Western opera in Taiwan is a bizarre phenomenon. Tickets are sometimes cheap, sometimes expensive, and the quality of the production often bears little relation to the ticket price.
The production of Puccini's Turandot by the Latvian National Opera opening in Taipei tonight is the third time this piece will be seen in Taiwan in the past four years. A version from Beijing was here in 1998, and last year saw a home-grown production sponsored by Taipei City government.
Since the tiny Baltic republic of Latvia voted to break away from the former Soviet Union in 1990, its national opera company has undertaken onerous touring schedules, possibly to shore up the finances of the fledgling state. This is its second in Taiwan, having first come in September, 1999, with Bizet's Carmen.
PHOTO COURTESY OF PARIS INTERNATIONAL
"This production is 25 years old," said company tour manager Dace Bula. "It therefore dates from the Soviet era. But it's been very popular and so we haven't changed anything, though we've renovated the costumes where necessary. This is the first time it's been seen in a Chinese community, and I hope you'll bear with us.
"The picture on the poster is of an outdoor version we've performed in Latvia and Sweden. What you will see will not be quite as grand."
The group's arrival in Taiwan has been accompanied by some dissenting voices, however. One was from the Austrian musician Werner Kastner, a percussionist with the National Symphony Orchestra.
PHOTO COURTESY OF PARIS INTERNATIONAL
"The prices being charged are on a level with those you might pay in Vienna or New York to hear some of the finest singers and orchestras in the world," he said. "Yet these soloists are certain to be inferior to what you would expect to hear in even quite small opera houses in Germany, Austria or Italy. And the orchestra and chorus will be only half the size you have in the major operatic centers."
Ticket prices for Turandot range from NT$4,800 to NT$600 in Taipei, and from NT$3,600 to NT$600 elsewhere. The orchestra of the Latvian National Opera numbers 68, and the chorus has 50 singers, said the agency inviting them, Paris International Entertainment, based in Kaohsiung.
Against such a view as Kastner's, it can be argued that touring something as cumbrous and labor-intensive as opera is an expensive business. Scenery, costumes and musical instruments all have to be brought in, and 131 personnel transported, fed and accommodated.
Local opera productions, such as the artistically outstanding La Boheme mounted by Taipei City last October, are by contrast not only generously subsidized, but less expensive to stage. The top price for tickets for La Boheme was NT$1,000.
Members of the company who were here with Carmen in 1999 remember good technical facilities in Taiwan's theaters, and especially appreciated the audience response.
"People were very attentive, following the story closely, and there was a very positive reaction to what was happening on stage," said Ieva Kepe, one of the two sopranos taking the title role of the frigid Chinese princess Turandot. "It added up to a very pleasant atmosphere."

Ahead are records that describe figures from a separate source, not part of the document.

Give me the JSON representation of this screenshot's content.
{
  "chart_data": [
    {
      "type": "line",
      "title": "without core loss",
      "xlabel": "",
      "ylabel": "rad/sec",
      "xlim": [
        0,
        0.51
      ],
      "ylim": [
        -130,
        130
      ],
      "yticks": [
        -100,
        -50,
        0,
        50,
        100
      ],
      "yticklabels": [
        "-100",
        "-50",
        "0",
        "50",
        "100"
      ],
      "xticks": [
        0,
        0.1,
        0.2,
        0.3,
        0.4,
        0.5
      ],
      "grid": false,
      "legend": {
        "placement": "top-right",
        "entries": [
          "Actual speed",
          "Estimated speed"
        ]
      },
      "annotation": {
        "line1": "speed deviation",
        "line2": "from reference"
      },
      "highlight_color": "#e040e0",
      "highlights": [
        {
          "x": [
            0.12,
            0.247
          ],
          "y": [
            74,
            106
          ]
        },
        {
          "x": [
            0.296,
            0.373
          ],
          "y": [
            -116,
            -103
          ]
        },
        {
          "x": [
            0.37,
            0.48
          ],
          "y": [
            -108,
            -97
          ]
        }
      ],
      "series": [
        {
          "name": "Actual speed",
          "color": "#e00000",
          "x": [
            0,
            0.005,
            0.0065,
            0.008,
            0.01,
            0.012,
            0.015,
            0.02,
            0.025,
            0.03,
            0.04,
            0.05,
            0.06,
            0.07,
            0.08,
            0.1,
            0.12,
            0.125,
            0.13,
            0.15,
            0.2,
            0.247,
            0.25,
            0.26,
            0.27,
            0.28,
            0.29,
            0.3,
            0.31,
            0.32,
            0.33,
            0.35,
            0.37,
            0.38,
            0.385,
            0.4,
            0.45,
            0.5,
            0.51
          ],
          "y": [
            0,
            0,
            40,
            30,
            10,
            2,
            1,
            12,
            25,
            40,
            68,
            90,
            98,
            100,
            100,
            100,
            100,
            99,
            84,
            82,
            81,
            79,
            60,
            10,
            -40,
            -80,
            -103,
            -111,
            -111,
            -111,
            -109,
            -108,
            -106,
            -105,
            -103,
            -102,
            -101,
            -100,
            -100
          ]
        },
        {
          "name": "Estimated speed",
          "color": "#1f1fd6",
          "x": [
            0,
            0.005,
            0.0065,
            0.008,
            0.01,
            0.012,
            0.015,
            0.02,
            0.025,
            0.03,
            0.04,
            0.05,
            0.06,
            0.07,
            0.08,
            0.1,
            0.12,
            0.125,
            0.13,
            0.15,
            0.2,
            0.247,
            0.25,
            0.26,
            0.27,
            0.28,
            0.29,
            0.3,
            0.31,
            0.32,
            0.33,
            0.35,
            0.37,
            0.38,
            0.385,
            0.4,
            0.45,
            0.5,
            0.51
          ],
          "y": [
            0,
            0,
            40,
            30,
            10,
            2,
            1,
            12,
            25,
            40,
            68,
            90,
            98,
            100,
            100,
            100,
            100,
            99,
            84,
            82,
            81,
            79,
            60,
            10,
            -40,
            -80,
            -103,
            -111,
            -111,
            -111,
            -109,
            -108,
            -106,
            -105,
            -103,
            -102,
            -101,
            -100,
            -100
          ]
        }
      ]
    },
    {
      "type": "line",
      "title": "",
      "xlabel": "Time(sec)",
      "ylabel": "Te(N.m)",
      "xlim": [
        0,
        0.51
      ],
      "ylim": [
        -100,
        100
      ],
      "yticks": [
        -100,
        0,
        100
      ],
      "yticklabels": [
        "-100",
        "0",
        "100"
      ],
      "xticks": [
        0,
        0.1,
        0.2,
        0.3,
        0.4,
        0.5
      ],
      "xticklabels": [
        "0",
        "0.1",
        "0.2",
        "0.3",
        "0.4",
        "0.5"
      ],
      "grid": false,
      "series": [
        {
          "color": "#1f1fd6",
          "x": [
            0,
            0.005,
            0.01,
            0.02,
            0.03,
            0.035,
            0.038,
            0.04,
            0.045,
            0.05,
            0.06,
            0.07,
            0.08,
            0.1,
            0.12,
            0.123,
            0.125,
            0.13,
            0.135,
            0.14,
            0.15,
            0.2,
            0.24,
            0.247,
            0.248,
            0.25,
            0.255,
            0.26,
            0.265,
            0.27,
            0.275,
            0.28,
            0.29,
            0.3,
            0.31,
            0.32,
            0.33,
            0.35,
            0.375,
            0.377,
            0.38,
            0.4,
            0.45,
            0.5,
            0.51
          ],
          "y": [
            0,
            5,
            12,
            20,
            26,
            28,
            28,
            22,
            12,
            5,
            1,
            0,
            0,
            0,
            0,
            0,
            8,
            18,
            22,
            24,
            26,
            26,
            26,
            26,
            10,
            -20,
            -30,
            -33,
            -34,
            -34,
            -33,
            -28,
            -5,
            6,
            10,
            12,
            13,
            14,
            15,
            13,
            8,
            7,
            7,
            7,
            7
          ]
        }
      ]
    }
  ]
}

As is usual with opera everywhere, the major roles in this Turandot have been double cast to alleviate strain on the soloists' voices. Many international opera celebrities refuse to sing more than three times a week, but stress does not appear to worry the stalwart Latvians. Irena Milkeviciute, for example, will sing the title role of the Chinese princess on three consecutive nights in Taipei, and two consecutive nights in Taichung and Tainan. Ieva Kepe will sing in the remaining three performances.
The opera's other lead soprano role, the slave girl Liu, is also divided, again unequally, between two Latvian singers, Kristine Gailite and Zigrida Krigere.
And the part of the central Asian prince Calaf, who sues for Turandot's hand in marriage (and hence control of the entire Chinese empire) at the risk of beheading if he answers any of her three riddles incorrectly, will be shared by the Ukranian tenor Oleg Kulko and Mario Diaz from Chile.
Taipei, Kaohsiung and Taichung regularly host four or five Western operas a year. Such events are less familiar in Tainan, however, and a substantial number of tickets for the two performances there are still available.
Latvia is a republic in northeastern Europe, approximately twice the size of Taiwan but with a population of under 3 million. Its capital Riga was for centuries a prosperous Baltic port, and as a result it has a long operatic tradition. Several of Mozart's operas were produced there not long after their Viennese premieres, and the young Richard Wagner was music director of the opera house for two years in the 1830s.
This visit by the Latvian Opera is exclusively to Taiwan, Paris International Entertainment said, and is not part of a wider Asian tour.